When COVID-19 hit, it was a major concern for the Arvada Center, Turner said, with the cancellation of programming and finding anything and everything it could to remain relevant within the community.
“The challenge was cutting through the noise and learning more and more how to do virtual things,” Turner said. “We’ve had a great partner in the City of Arvada with the help provided by CARES Act funding.”
The fact that the Arvada Center couldn’t have an in-person art market took it back a bit, said Turner, but he complimented King and Collin Parson, Director of Galleries/Curator, with fine-tuning this year’s event while keeping everybody safe.
“All the credit goes to Emily and the gallery division for making this happen,” Turner said. “Typically, it’s an in-person event and the gallery at the Arvada Center is a dynamic atmosphere for us showcasing Colorado artists with a wide variety of works.”
Just as much, however, Turner credits the artists whose work is being showcased.
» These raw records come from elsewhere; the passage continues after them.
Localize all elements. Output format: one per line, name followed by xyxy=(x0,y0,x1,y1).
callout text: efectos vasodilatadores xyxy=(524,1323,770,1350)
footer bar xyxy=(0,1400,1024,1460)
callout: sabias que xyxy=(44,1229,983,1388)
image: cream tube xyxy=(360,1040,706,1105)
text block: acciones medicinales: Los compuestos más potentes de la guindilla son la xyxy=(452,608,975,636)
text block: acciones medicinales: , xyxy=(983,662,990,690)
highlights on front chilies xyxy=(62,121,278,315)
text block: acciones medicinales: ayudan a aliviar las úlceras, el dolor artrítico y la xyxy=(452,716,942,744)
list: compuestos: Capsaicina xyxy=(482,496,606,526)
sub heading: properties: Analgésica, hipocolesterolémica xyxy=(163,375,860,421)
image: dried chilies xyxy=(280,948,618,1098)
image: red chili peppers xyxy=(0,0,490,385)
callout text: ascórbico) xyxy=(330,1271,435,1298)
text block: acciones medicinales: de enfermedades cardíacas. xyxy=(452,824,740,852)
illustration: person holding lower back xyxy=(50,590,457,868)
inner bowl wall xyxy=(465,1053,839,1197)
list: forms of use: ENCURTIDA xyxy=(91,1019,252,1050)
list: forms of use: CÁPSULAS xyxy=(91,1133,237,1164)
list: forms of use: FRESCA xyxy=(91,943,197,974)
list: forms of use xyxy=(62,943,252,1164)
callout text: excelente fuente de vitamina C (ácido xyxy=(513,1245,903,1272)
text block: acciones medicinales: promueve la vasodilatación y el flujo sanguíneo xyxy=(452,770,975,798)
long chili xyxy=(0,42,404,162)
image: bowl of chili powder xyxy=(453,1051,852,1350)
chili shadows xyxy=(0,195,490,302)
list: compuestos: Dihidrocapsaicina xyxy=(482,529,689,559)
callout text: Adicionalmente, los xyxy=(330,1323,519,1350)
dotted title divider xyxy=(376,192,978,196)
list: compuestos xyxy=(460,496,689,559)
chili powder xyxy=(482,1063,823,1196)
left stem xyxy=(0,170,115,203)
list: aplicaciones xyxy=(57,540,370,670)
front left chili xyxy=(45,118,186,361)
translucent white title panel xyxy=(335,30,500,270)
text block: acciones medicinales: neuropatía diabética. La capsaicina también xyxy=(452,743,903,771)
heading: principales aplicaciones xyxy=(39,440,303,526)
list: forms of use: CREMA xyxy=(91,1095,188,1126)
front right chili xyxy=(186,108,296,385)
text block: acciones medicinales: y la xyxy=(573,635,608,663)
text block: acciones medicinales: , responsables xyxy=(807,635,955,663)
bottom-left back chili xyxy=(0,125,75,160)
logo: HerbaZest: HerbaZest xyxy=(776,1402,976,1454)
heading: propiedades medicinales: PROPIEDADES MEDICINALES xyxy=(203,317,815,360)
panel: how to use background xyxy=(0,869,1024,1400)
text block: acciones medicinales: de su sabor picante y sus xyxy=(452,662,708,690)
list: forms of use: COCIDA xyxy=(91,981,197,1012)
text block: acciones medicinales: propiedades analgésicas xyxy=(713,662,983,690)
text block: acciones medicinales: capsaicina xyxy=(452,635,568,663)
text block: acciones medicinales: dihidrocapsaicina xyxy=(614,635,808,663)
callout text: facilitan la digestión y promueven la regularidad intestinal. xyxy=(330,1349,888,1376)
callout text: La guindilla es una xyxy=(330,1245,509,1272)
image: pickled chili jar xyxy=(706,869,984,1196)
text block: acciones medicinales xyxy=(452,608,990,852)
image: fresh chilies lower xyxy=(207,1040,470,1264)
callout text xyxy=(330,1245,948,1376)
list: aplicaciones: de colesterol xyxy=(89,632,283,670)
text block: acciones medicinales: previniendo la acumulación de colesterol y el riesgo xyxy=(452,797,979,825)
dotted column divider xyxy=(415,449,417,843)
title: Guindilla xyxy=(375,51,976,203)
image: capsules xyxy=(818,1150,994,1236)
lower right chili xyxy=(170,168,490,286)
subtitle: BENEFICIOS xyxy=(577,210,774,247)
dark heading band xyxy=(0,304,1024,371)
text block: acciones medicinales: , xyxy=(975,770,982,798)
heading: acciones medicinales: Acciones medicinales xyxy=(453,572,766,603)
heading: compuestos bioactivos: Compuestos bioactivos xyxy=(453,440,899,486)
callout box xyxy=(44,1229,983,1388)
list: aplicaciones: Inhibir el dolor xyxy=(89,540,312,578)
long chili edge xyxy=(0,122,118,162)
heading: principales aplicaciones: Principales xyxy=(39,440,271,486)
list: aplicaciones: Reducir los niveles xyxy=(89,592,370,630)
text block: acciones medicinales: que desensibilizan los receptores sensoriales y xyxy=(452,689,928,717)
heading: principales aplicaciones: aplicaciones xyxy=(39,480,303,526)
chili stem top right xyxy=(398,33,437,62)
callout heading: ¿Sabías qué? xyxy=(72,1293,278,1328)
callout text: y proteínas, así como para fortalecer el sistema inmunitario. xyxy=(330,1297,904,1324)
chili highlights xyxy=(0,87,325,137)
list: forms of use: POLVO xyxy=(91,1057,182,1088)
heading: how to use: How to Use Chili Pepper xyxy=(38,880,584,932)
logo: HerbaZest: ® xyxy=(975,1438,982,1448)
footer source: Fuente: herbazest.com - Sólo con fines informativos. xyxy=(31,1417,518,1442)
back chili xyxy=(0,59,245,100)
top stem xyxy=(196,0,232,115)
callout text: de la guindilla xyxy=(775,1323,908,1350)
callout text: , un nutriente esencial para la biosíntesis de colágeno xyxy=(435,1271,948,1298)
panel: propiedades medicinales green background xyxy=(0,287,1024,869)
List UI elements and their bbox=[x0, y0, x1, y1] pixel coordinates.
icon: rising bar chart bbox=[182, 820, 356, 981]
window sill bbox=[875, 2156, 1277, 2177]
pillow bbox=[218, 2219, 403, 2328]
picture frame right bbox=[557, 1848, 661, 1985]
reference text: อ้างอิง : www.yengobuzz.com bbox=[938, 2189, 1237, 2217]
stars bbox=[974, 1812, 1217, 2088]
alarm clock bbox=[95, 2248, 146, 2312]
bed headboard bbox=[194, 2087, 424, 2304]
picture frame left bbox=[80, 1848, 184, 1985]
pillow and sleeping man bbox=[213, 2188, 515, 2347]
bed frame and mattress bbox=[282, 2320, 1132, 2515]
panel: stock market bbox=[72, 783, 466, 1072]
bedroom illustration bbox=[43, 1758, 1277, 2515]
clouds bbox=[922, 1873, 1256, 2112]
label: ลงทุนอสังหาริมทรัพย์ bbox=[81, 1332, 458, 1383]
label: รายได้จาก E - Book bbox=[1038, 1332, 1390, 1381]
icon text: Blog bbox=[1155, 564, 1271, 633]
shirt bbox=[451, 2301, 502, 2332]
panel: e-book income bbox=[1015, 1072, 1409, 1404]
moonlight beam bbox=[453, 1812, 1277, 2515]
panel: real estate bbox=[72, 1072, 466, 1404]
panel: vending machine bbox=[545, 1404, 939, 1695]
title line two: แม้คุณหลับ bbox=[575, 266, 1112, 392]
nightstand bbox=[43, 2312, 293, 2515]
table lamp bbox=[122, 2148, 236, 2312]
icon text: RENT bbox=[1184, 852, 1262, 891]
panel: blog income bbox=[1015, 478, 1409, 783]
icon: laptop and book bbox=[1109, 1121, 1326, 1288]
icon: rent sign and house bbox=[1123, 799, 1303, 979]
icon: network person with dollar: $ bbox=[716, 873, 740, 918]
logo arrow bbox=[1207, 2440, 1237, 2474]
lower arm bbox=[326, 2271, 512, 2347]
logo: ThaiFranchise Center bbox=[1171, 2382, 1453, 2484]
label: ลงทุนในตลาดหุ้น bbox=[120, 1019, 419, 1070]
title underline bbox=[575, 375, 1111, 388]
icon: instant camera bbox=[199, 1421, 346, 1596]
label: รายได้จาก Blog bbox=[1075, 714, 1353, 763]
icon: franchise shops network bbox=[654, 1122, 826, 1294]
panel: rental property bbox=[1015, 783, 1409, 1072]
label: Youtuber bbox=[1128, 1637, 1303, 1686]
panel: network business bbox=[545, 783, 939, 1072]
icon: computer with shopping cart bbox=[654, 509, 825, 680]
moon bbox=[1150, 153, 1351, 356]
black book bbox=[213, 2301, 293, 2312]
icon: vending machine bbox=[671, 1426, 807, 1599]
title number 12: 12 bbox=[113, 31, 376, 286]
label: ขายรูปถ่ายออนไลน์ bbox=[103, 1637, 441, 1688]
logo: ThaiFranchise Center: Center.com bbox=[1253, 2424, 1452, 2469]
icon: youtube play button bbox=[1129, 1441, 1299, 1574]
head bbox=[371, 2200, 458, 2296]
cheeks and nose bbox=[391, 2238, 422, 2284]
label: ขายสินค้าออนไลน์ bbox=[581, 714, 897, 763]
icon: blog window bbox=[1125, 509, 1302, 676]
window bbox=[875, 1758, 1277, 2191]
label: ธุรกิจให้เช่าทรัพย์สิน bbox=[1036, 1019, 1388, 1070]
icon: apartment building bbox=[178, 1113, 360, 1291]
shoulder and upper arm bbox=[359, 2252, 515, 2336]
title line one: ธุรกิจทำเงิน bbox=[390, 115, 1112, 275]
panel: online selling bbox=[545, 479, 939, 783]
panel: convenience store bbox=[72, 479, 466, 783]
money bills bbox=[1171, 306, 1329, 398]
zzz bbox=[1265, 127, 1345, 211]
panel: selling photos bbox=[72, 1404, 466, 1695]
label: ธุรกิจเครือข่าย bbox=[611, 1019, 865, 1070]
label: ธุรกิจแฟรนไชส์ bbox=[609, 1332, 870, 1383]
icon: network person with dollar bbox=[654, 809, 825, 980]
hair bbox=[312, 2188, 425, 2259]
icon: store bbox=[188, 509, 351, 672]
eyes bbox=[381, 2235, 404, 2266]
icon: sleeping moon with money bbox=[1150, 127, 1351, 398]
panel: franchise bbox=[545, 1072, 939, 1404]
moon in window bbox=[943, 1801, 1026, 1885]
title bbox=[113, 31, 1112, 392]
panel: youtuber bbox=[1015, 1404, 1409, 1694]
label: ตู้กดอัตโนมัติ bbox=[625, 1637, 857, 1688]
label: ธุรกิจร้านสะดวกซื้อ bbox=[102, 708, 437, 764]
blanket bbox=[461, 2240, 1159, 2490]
The virtual art market was a change in mindset in how they typically sell their work. It showed their faith in the Arvada Center’s careful handling of the artwork, and its ability to showcase it online.
Typically, there’s a physical goal that the center strives to reach. This year, however, it has been a completely different experience, thus the benchmark was moved. That said, King noted that the first day of market sales was higher than they were a year ago.
And while this year’s market has been a seamless experience, it’s also provided somewhat of a double-edged sword by going virtual, Turner said. Now, the Arvada Center is facing more competition for its business via the World Wide Web, just like it has found with its programming in 2020. But the center has not only a unique niche group of supporters but by going virtual it has opened the world to its offerings.
Nancy Ford is a connoisseur of fine art. Be it ceramics, jewelry or woodworking, the Arvada City Councilmember, who is also on the Board of Directors with the Arvada Center, loves it. She even purchased something from the Online Fine Art Market herself, noting how not only was it a great way for the Arvada Center to make some money but it helps artists showcase and sell their work.
“Everything is critical,” Ford said. “One of the problems for the center with most of the funds coming in from performances, (the pandemic) has really, really reduced what we were able to do. This is just one of those examples of our response to COVID-19.
“This is just an example of how we can continue things in this very crazy world that we’re living in at the moment,” Ford added.
The art market is open through Dec. 18 at www.acartmarket.com.